Given the Pies had finished fourth in their conference, they prayed the top four teams from both conferences would be given the opportunity to compete in the finals.

There was the potential added bonus of the club making the AFLW finals for the first time after three years in the doldrums.

A rollercoaster of emotions ensued, as first-year coach Steve Symonds explained.

"As Gill was speaking we had messages coming through, and the first indication we got was that it was only going to be four teams in the finals (meaning two from each conference)," Symonds told

"We were all pretty devastated by that news because we felt that if there was going to be a finals series we should have been part of it.

"Based on our recent form and a reasonably favourable draw at the back end of the season, we felt we were on track to make the finals anyway. And there was also a possibility that we could have finished top, second or third.

"So we were very disappointed when we were told we hadn't made it."

As tears ran freely from forlorn faces around him, Symonds tried to soothe his charges and remind them how far they'd come.

"I spoke for five or 10 minutes to thank the players for their season and the progress we've made, and to say that all's not lost. I thanked the staff as well," he said.

But then those tears of disappointment became tears of joy. 

"Most of the players had left and then we started getting messages saying there may have been a misunderstanding and that we would be playing in the finals, which was an amazing feeling," Symonds said.

"By that stage most of the players had left and they'd made their plans to go down the pub together, so we had to call most of them to get them to come back in.
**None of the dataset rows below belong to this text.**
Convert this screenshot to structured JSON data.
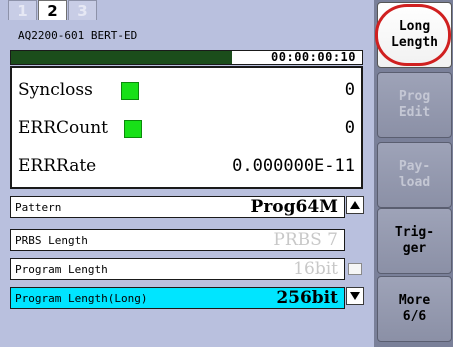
{
  "tabs": [
    {
      "label": "1",
      "state": "inactive"
    },
    {
      "label": "2",
      "state": "active"
    },
    {
      "label": "3",
      "state": "inactive"
    }
  ],
  "device": {
    "model_label": "AQ2200-601 BERT-ED"
  },
  "progress": {
    "fraction": 0.63,
    "elapsed": "00:00:00:10"
  },
  "status": {
    "syncloss": {
      "label": "Syncloss",
      "value": "0",
      "led": "green"
    },
    "errcount": {
      "label": "ERRCount",
      "value": "0",
      "led": "green"
    },
    "errrate": {
      "label": "ERRRate",
      "value": "0.000000E-11"
    }
  },
  "parameters": [
    {
      "label": "Pattern",
      "value": "Prog64M",
      "style": "normal"
    },
    {
      "label": "PRBS Length",
      "value": "PRBS 7",
      "style": "disabled"
    },
    {
      "label": "Program Length",
      "value": "16bit",
      "style": "disabled"
    },
    {
      "label": "Program Length(Long)",
      "value": "256bit",
      "style": "selected"
    }
  ],
  "softkeys": [
    {
      "label": "Long\nLength",
      "state": "active",
      "highlighted": true
    },
    {
      "label": "Prog\nEdit",
      "state": "dim"
    },
    {
      "label": "Pay-\nload",
      "state": "dim"
    },
    {
      "label": "Trig-\nger",
      "state": "normal"
    },
    {
      "label": "More\n6/6",
      "state": "normal"
    }
  ],
  "colors": {
    "background": "#b9c0de",
    "led_green": "#18e018",
    "selected_row": "#00e5ff",
    "progress_fill": "#1b4d1b",
    "highlight_ring": "#d02020"
  }
}
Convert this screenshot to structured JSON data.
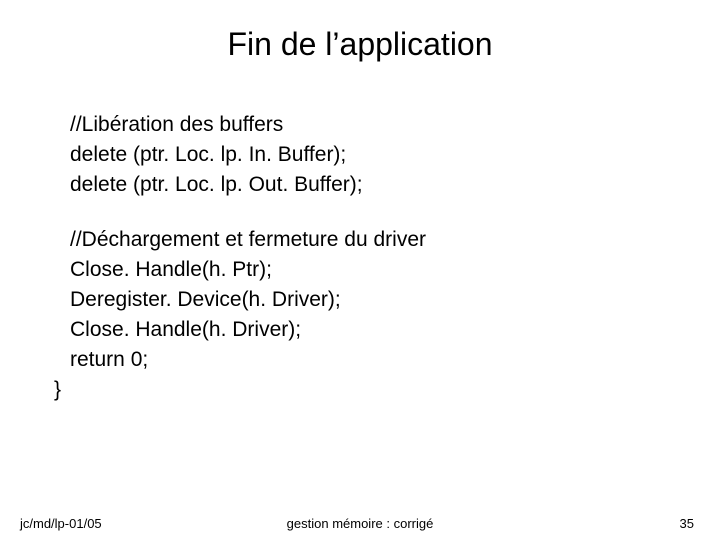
{
  "title": "Fin de l’application",
  "block1": {
    "comment": "//Libération des buffers",
    "lines": [
      "delete (ptr. Loc. lp. In. Buffer);",
      "delete (ptr. Loc. lp. Out. Buffer);"
    ]
  },
  "block2": {
    "comment": "//Déchargement et fermeture du driver",
    "lines": [
      "Close. Handle(h. Ptr);",
      "Deregister. Device(h. Driver);",
      "Close. Handle(h. Driver);",
      "return 0;"
    ]
  },
  "closing_brace": "}",
  "footer": {
    "left": "jc/md/lp-01/05",
    "center": "gestion mémoire : corrigé",
    "right": "35"
  }
}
"The excitement in the room was fantastic.

"It was certainly an unusual way to find out you're in the finals."

It was just the latest unusual episode in an unusual week in the AFLW following games played in empty stadiums the previous weekend.

Early in the week Symonds had prepared for various possibilities.

"I started scouting three teams: (Conference A leader) North Melbourne, (Conference B leader) Fremantle because there was a rumour we might play teams in our own conferences, and if they didn't go with finals we would have played against St Kilda in round seven," he said.

There was also the possibility of not playing at all if the League decided to postpone or cancel the rest of the season, or if they were left out of the finals.

The vibe at training before the League announcement was "a bit different". 

"There was a lot of uncertainty and I guess in the back of the minds of some players and staff was, 'Are we training for nothing? Are we training for a final? Or are we training for a final round game?'" Symonds said.

"So I set the tone fairly early and said, 'Make sure we prepare as though we're playing a final this week.'

"We're well prepared."

Not only are the Magpies playing a final but they will face a mighty opponent, North Melbourne, in a cut-throat clash at Ikon Park on Saturday afternoon. The Kangaroos finished a game and, outrageously, more than 100 per cent clear atop the Conference A ladder.

The mind games have started. The Pies briefly had their finals dream ripped away from them and now there's a sense they have nothing to lose, while flag fancy North carries the weight of expectation.

"As a coach you're always looking for any spark you can get within your group, so that could be some form of motivational factor," Symonds said.

"From North's perspective, they've been considered the flag favourite, even coming into the season. They've got a great list and they're well coached and the way they go about it is great, so for them to be put straight into a knockout final brings some pressure with it.

"We've been all about learning and building, so regardless of how many finals we get to play we want to lay everything on the line and take any experiences we can from it."